Herren…“Da er schon steckenbli­eb, ward im Publikum gelacht. Sprezius fuhr auf, er hackte mit dem Geierschna­bel zu und drohte, er werde den Saal räumen lassen. „Sonst wissen Sie nichts?“fragte er unwirsch. Diederich gab zu bedenken, infolge geschäftli­cher und anderer Aufregunge­n hätten sich ihm die Vorgänge inzwischen etwas verwirrt. „Dann werde ich Ihnen zur Auffrischu­ng des Gedächtnis­ses Ihre Aussage vor dem Untersuchu­ngsrichter vorlesen“– und der Vorsitzend­e ließ sich das Protokoll reichen.
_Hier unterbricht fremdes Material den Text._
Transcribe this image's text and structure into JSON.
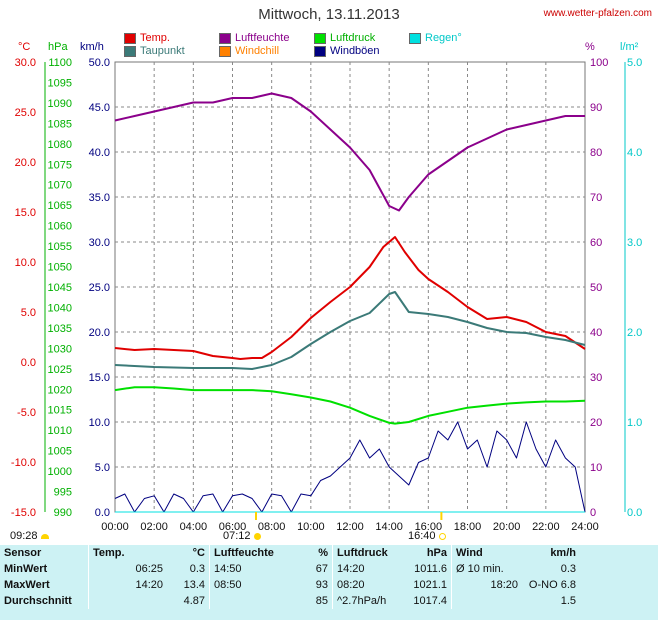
{
  "title": "Mittwoch, 13.11.2013",
  "source": "www.wetter-pfalzen.com",
  "legend": [
    {
      "label": "Temp.",
      "color": "#e00000"
    },
    {
      "label": "Taupunkt",
      "color": "#3b7a78"
    },
    {
      "label": "Luftfeuchte",
      "color": "#8b008b"
    },
    {
      "label": "Windchill",
      "color": "#ff8000"
    },
    {
      "label": "Luftdruck",
      "color": "#00e000"
    },
    {
      "label": "Windböen",
      "color": "#000080"
    },
    {
      "label": "Regen°",
      "color": "#00e0e0"
    }
  ],
  "units": {
    "celsius": "°C",
    "hpa": "hPa",
    "kmh": "km/h",
    "percent": "%",
    "rain": "l/m²"
  },
  "sun": {
    "sunrise": "07:12",
    "sunset": "16:40",
    "moonrise": "09:28"
  },
  "chart_data": {
    "type": "line",
    "title": "Mittwoch, 13.11.2013",
    "x_ticks": [
      "00:00",
      "02:00",
      "04:00",
      "06:00",
      "08:00",
      "10:00",
      "12:00",
      "14:00",
      "16:00",
      "18:00",
      "20:00",
      "22:00",
      "24:00"
    ],
    "xlim": [
      0,
      24
    ],
    "axes": {
      "temperature_c": {
        "range": [
          -15,
          30
        ],
        "ticks": [
          "30.0",
          "25.0",
          "20.0",
          "15.0",
          "10.0",
          "5.0",
          "0.0",
          "-5.0",
          "-10.0",
          "-15.0"
        ]
      },
      "pressure_hpa": {
        "range": [
          990,
          1100
        ],
        "ticks": [
          "1100",
          "1095",
          "1090",
          "1085",
          "1080",
          "1075",
          "1070",
          "1065",
          "1060",
          "1055",
          "1050",
          "1045",
          "1040",
          "1035",
          "1030",
          "1025",
          "1020",
          "1015",
          "1010",
          "1005",
          "1000",
          "995",
          "990"
        ]
      },
      "wind_kmh": {
        "range": [
          0,
          50
        ],
        "ticks": [
          "50.0",
          "45.0",
          "40.0",
          "35.0",
          "30.0",
          "25.0",
          "20.0",
          "15.0",
          "10.0",
          "5.0",
          "0.0"
        ]
      },
      "humidity_pct": {
        "range": [
          0,
          100
        ],
        "ticks": [
          "100",
          "90",
          "80",
          "70",
          "60",
          "50",
          "40",
          "30",
          "20",
          "10",
          "0"
        ]
      },
      "rain_lm2": {
        "range": [
          0,
          5
        ],
        "ticks": [
          "5.0",
          "4.0",
          "3.0",
          "2.0",
          "1.0",
          "0.0"
        ]
      }
    },
    "series": [
      {
        "name": "Temp.",
        "axis": "temperature_c",
        "color": "#e00000",
        "x": [
          0,
          1,
          2,
          3,
          4,
          5,
          6,
          6.4,
          7,
          7.5,
          8,
          9,
          10,
          11,
          12,
          13,
          13.7,
          14.3,
          14.8,
          15.5,
          16,
          17,
          18,
          19,
          20,
          21,
          22,
          23,
          24
        ],
        "y": [
          1.4,
          1.2,
          1.3,
          1.2,
          1.1,
          0.6,
          0.4,
          0.3,
          0.4,
          0.4,
          1.0,
          2.5,
          4.4,
          6.0,
          7.5,
          9.5,
          11.5,
          12.5,
          11.0,
          9.2,
          8.3,
          7.0,
          5.5,
          4.3,
          4.5,
          4.0,
          3.0,
          2.6,
          1.3
        ]
      },
      {
        "name": "Taupunkt",
        "axis": "temperature_c",
        "color": "#3b7a78",
        "x": [
          0,
          2,
          4,
          6,
          7,
          8,
          9,
          10,
          11,
          12,
          13,
          14,
          14.3,
          15,
          16,
          17,
          18,
          19,
          20,
          21,
          22,
          23,
          24
        ],
        "y": [
          -0.3,
          -0.5,
          -0.6,
          -0.6,
          -0.7,
          -0.3,
          0.5,
          1.8,
          3.0,
          4.1,
          4.9,
          6.8,
          7.0,
          5.0,
          4.8,
          4.5,
          4.0,
          3.4,
          3.0,
          2.9,
          2.5,
          2.2,
          1.7
        ]
      },
      {
        "name": "Luftfeuchte",
        "axis": "humidity_pct",
        "color": "#8b008b",
        "x": [
          0,
          1,
          2,
          3,
          4,
          5,
          6,
          7,
          8,
          9,
          10,
          11,
          12,
          13,
          13.5,
          14,
          14.5,
          15,
          16,
          17,
          18,
          19,
          20,
          21,
          22,
          23,
          24
        ],
        "y": [
          87,
          88,
          89,
          90,
          91,
          91,
          92,
          92,
          93,
          92,
          89,
          85,
          81,
          76,
          72,
          68,
          67,
          70,
          75,
          78,
          81,
          83,
          85,
          86,
          87,
          88,
          88
        ]
      },
      {
        "name": "Luftdruck",
        "axis": "pressure_hpa",
        "color": "#00e000",
        "x": [
          0,
          1,
          2,
          3,
          4,
          5,
          6,
          7,
          8,
          9,
          10,
          11,
          12,
          13,
          14,
          14.3,
          15,
          16,
          17,
          18,
          19,
          20,
          21,
          22,
          23,
          24
        ],
        "y": [
          1019.8,
          1020.5,
          1020.5,
          1020.2,
          1019.8,
          1019.8,
          1019.8,
          1019.8,
          1019.5,
          1018.8,
          1018.0,
          1017.0,
          1015.5,
          1013.5,
          1011.8,
          1011.6,
          1012.0,
          1013.5,
          1014.5,
          1015.5,
          1016.0,
          1016.5,
          1016.8,
          1017.0,
          1017.0,
          1017.2
        ]
      },
      {
        "name": "Windböen",
        "axis": "wind_kmh",
        "color": "#000080",
        "x": [
          0,
          0.5,
          1,
          1.5,
          2,
          2.5,
          3,
          3.5,
          4,
          4.5,
          5,
          5.5,
          6,
          6.5,
          7,
          7.5,
          8,
          8.5,
          9,
          9.5,
          10,
          10.5,
          11,
          11.5,
          12,
          12.5,
          13,
          13.5,
          14,
          14.5,
          15,
          15.5,
          16,
          16.5,
          17,
          17.5,
          18,
          18.5,
          19,
          19.5,
          20,
          20.5,
          21,
          21.5,
          22,
          22.5,
          23,
          23.5,
          24
        ],
        "y": [
          1.5,
          2,
          0,
          1.5,
          1.8,
          0,
          2,
          1.5,
          0,
          1.8,
          2,
          0,
          1.8,
          2,
          1.5,
          0,
          2,
          1.8,
          0,
          2,
          1.8,
          3.5,
          4,
          5,
          6,
          8,
          6,
          7,
          5,
          4,
          3,
          5.5,
          6,
          9,
          8,
          10,
          7,
          8,
          5,
          9,
          8,
          6,
          10,
          7,
          5,
          8,
          6,
          5,
          0
        ]
      },
      {
        "name": "Regen°",
        "axis": "rain_lm2",
        "color": "#00e0e0",
        "x": [
          0,
          24
        ],
        "y": [
          0,
          0
        ]
      }
    ]
  },
  "stats": {
    "headers": [
      "Sensor",
      "Temp.",
      "°C",
      "Luftfeuchte",
      "%",
      "Luftdruck",
      "hPa",
      "Wind",
      "km/h"
    ],
    "rows": [
      [
        "MinWert",
        "06:25",
        "0.3",
        "14:50",
        "67",
        "14:20",
        "1011.6",
        "Ø 10 min.",
        "0.3"
      ],
      [
        "MaxWert",
        "14:20",
        "13.4",
        "08:50",
        "93",
        "08:20",
        "1021.1",
        "18:20",
        "O-NO 6.8"
      ],
      [
        "Durchschnitt",
        "",
        "4.87",
        "",
        "85",
        "^2.7hPa/h",
        "1017.4",
        "",
        "1.5"
      ]
    ]
  }
}
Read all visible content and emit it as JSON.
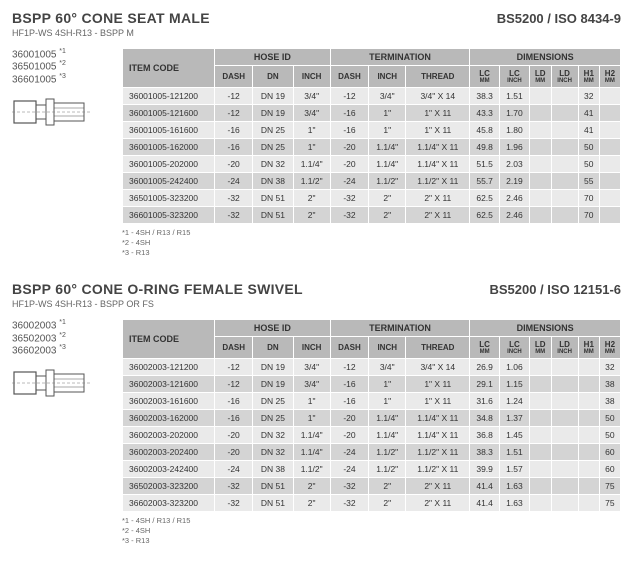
{
  "sections": [
    {
      "title": "BSPP 60° CONE SEAT MALE",
      "spec": "BS5200 / ISO 8434-9",
      "subtitle": "HF1P-WS 4SH-R13 - BSPP M",
      "codes": [
        {
          "code": "36001005",
          "sup": "*1"
        },
        {
          "code": "36501005",
          "sup": "*2"
        },
        {
          "code": "36601005",
          "sup": "*3"
        }
      ],
      "group_headers": [
        "ITEM CODE",
        "HOSE ID",
        "TERMINATION",
        "DIMENSIONS"
      ],
      "sub_headers": [
        "DASH",
        "DN",
        "INCH",
        "DASH",
        "INCH",
        "THREAD",
        "LC",
        "LC",
        "LD",
        "LD",
        "H1",
        "H2"
      ],
      "sub_units": [
        "",
        "",
        "",
        "",
        "",
        "",
        "MM",
        "INCH",
        "MM",
        "INCH",
        "MM",
        "MM"
      ],
      "rows": [
        [
          "36001005-121200",
          "-12",
          "DN 19",
          "3/4\"",
          "-12",
          "3/4\"",
          "3/4\" X 14",
          "38.3",
          "1.51",
          "",
          "",
          "32",
          ""
        ],
        [
          "36001005-121600",
          "-12",
          "DN 19",
          "3/4\"",
          "-16",
          "1\"",
          "1\" X 11",
          "43.3",
          "1.70",
          "",
          "",
          "41",
          ""
        ],
        [
          "36001005-161600",
          "-16",
          "DN 25",
          "1\"",
          "-16",
          "1\"",
          "1\" X 11",
          "45.8",
          "1.80",
          "",
          "",
          "41",
          ""
        ],
        [
          "36001005-162000",
          "-16",
          "DN 25",
          "1\"",
          "-20",
          "1.1/4\"",
          "1.1/4\" X 11",
          "49.8",
          "1.96",
          "",
          "",
          "50",
          ""
        ],
        [
          "36001005-202000",
          "-20",
          "DN 32",
          "1.1/4\"",
          "-20",
          "1.1/4\"",
          "1.1/4\" X 11",
          "51.5",
          "2.03",
          "",
          "",
          "50",
          ""
        ],
        [
          "36001005-242400",
          "-24",
          "DN 38",
          "1.1/2\"",
          "-24",
          "1.1/2\"",
          "1.1/2\" X 11",
          "55.7",
          "2.19",
          "",
          "",
          "55",
          ""
        ],
        [
          "36501005-323200",
          "-32",
          "DN 51",
          "2\"",
          "-32",
          "2\"",
          "2\" X 11",
          "62.5",
          "2.46",
          "",
          "",
          "70",
          ""
        ],
        [
          "36601005-323200",
          "-32",
          "DN 51",
          "2\"",
          "-32",
          "2\"",
          "2\" X 11",
          "62.5",
          "2.46",
          "",
          "",
          "70",
          ""
        ]
      ],
      "footnotes": [
        "*1 - 4SH / R13 / R15",
        "*2 - 4SH",
        "*3 - R13"
      ]
    },
    {
      "title": "BSPP 60° CONE O-RING FEMALE SWIVEL",
      "spec": "BS5200 / ISO 12151-6",
      "subtitle": "HF1P-WS 4SH-R13 - BSPP OR FS",
      "codes": [
        {
          "code": "36002003",
          "sup": "*1"
        },
        {
          "code": "36502003",
          "sup": "*2"
        },
        {
          "code": "36602003",
          "sup": "*3"
        }
      ],
      "group_headers": [
        "ITEM CODE",
        "HOSE ID",
        "TERMINATION",
        "DIMENSIONS"
      ],
      "sub_headers": [
        "DASH",
        "DN",
        "INCH",
        "DASH",
        "INCH",
        "THREAD",
        "LC",
        "LC",
        "LD",
        "LD",
        "H1",
        "H2"
      ],
      "sub_units": [
        "",
        "",
        "",
        "",
        "",
        "",
        "MM",
        "INCH",
        "MM",
        "INCH",
        "MM",
        "MM"
      ],
      "rows": [
        [
          "36002003-121200",
          "-12",
          "DN 19",
          "3/4\"",
          "-12",
          "3/4\"",
          "3/4\" X 14",
          "26.9",
          "1.06",
          "",
          "",
          "",
          "32"
        ],
        [
          "36002003-121600",
          "-12",
          "DN 19",
          "3/4\"",
          "-16",
          "1\"",
          "1\" X 11",
          "29.1",
          "1.15",
          "",
          "",
          "",
          "38"
        ],
        [
          "36002003-161600",
          "-16",
          "DN 25",
          "1\"",
          "-16",
          "1\"",
          "1\" X 11",
          "31.6",
          "1.24",
          "",
          "",
          "",
          "38"
        ],
        [
          "36002003-162000",
          "-16",
          "DN 25",
          "1\"",
          "-20",
          "1.1/4\"",
          "1.1/4\" X 11",
          "34.8",
          "1.37",
          "",
          "",
          "",
          "50"
        ],
        [
          "36002003-202000",
          "-20",
          "DN 32",
          "1.1/4\"",
          "-20",
          "1.1/4\"",
          "1.1/4\" X 11",
          "36.8",
          "1.45",
          "",
          "",
          "",
          "50"
        ],
        [
          "36002003-202400",
          "-20",
          "DN 32",
          "1.1/4\"",
          "-24",
          "1.1/2\"",
          "1.1/2\" X 11",
          "38.3",
          "1.51",
          "",
          "",
          "",
          "60"
        ],
        [
          "36002003-242400",
          "-24",
          "DN 38",
          "1.1/2\"",
          "-24",
          "1.1/2\"",
          "1.1/2\" X 11",
          "39.9",
          "1.57",
          "",
          "",
          "",
          "60"
        ],
        [
          "36502003-323200",
          "-32",
          "DN 51",
          "2\"",
          "-32",
          "2\"",
          "2\" X 11",
          "41.4",
          "1.63",
          "",
          "",
          "",
          "75"
        ],
        [
          "36602003-323200",
          "-32",
          "DN 51",
          "2\"",
          "-32",
          "2\"",
          "2\" X 11",
          "41.4",
          "1.63",
          "",
          "",
          "",
          "75"
        ]
      ],
      "footnotes": [
        "*1 - 4SH / R13 / R15",
        "*2 - 4SH",
        "*3 - R13"
      ]
    }
  ],
  "colors": {
    "header_bg": "#b9b9b9",
    "row_odd": "#eaeaea",
    "row_even": "#d4d4d4"
  }
}
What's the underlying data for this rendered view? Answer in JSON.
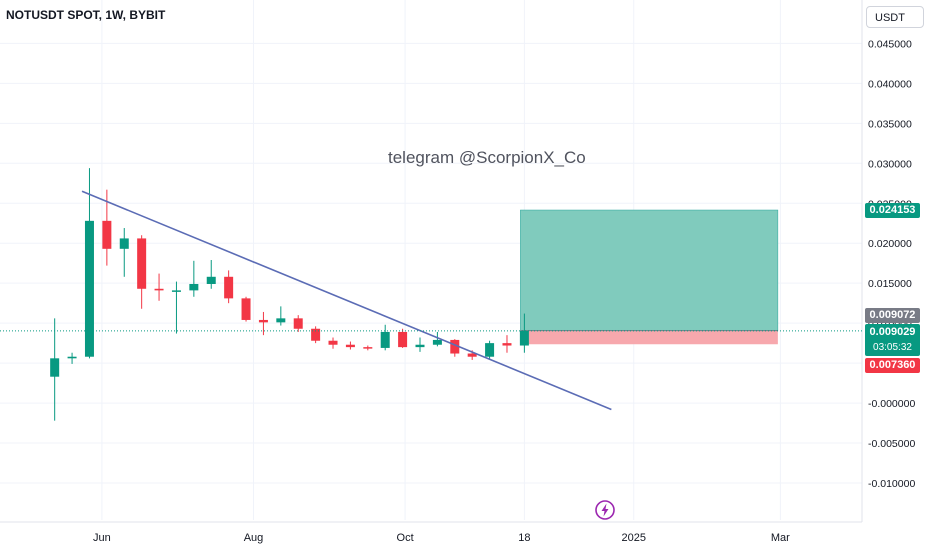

Daraus erfuhr Diederich zu seiner peinlichen Verwunderu­ng, er habe vor dem Untersuchu­ngsrichter Landgerich­tsrat Fritzsche die bestimmte Angabe gemacht, daß von Seiten des Angeklagte­n eine schwere Beleidigun­g Seiner Majestät des Kaisers gefallen sei. Was er darüber zu äußern habe. „Es kann wohl sein“, stammelte er; „aber es waren viele Herren da. Ob es nun gerade der Angeklagte war, der das gesagt hat…“Sprezius beugte sich über den Richtertis­ch. „Denken Sie nach, Sie stehen hier unter Ihrem Eid. Andere Zeugen werden bekunden, daß Sie ganz allein auf den Angeklagte­n zugetreten sind und das betreffend­e Gespräch mit ihm geführt haben.“

„War ich das?“fragte Diederich, rot übergossen.